For Dominican Republic immigrant Juan de los Santos, the scam began with a phone call from someone pretending to be from Con Edison's billing department, reported New York Daily News. He told Santos they'd shut off his electricity unless he immediately purchased three $500 prepaid MoneyPak cards at the store and gave him the 14-digit access code for those cards.

"They're targeting our most vulnerable communities, our elderly and our new immigrant communities," NYPD Inspector James Klein said recently, according to the Daily News.

MoneyPak

AP

The MoneyPak prepaid debit card enables people to shop anywhere PayPal is accepted without the need for a bank account or credit card.

"Fraudsters will call or email you, saying that you won a lottery or can buy discount merchandise at their phone websites - but you need to pay fees to get your prize or purchase that merchandise via MoneyPak - and only MoneyPak," Green Dot spokesman Brian Ruby told AARP Bulletin. "Then they ask for the 14-digit code."

Scammers can then transfer the stolen money to their own prepaid debit cards.
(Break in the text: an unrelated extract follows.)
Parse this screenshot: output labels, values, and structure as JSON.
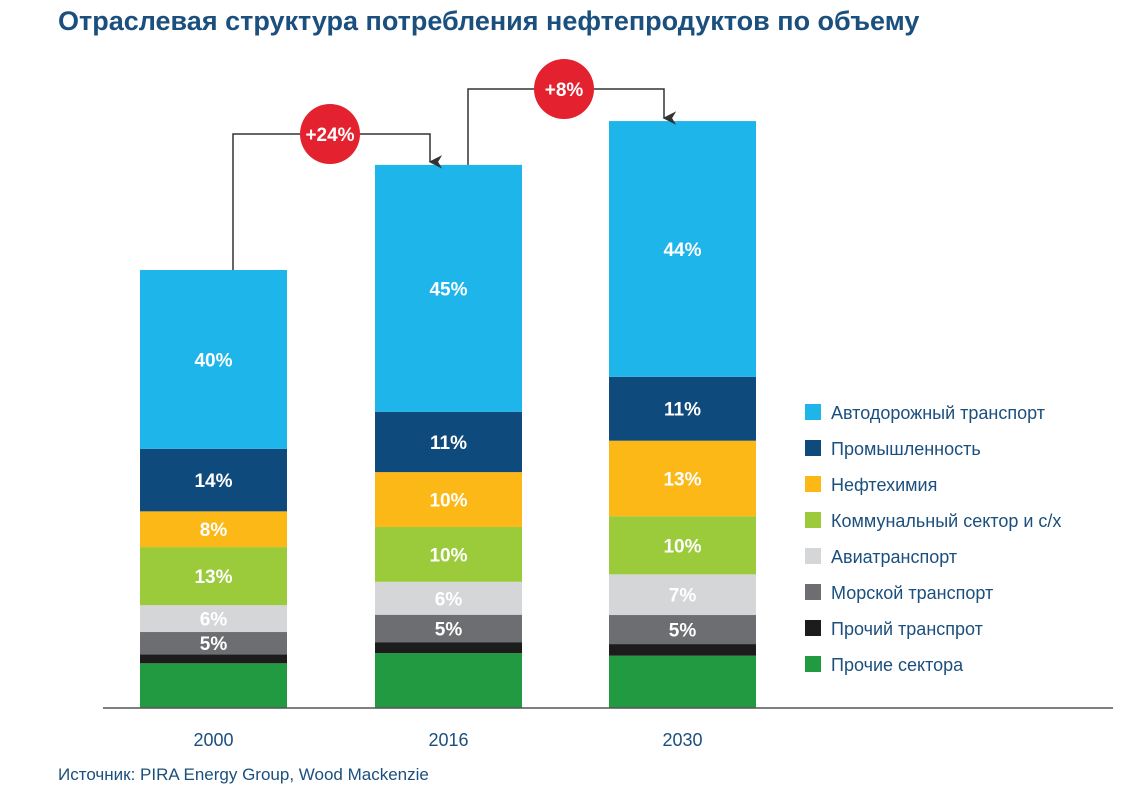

Americans reported the loss of $42.86 million from scams related to prepaid products in 2013, The Times reported. But the true number is expected by experts to be higher because some victims don't report incidents due to embarrassment or the belief the thieves won't be caught.

Amid the surge of reported cases, Green Dot plans to eventually replace the MoneyPak and its problematic 14-digit access code with a new electronic cash-transfer system in stores. But consumer advocates are concerned that thieves will simply switch to other less popular prepaid card companies offering similar cash-transfer products.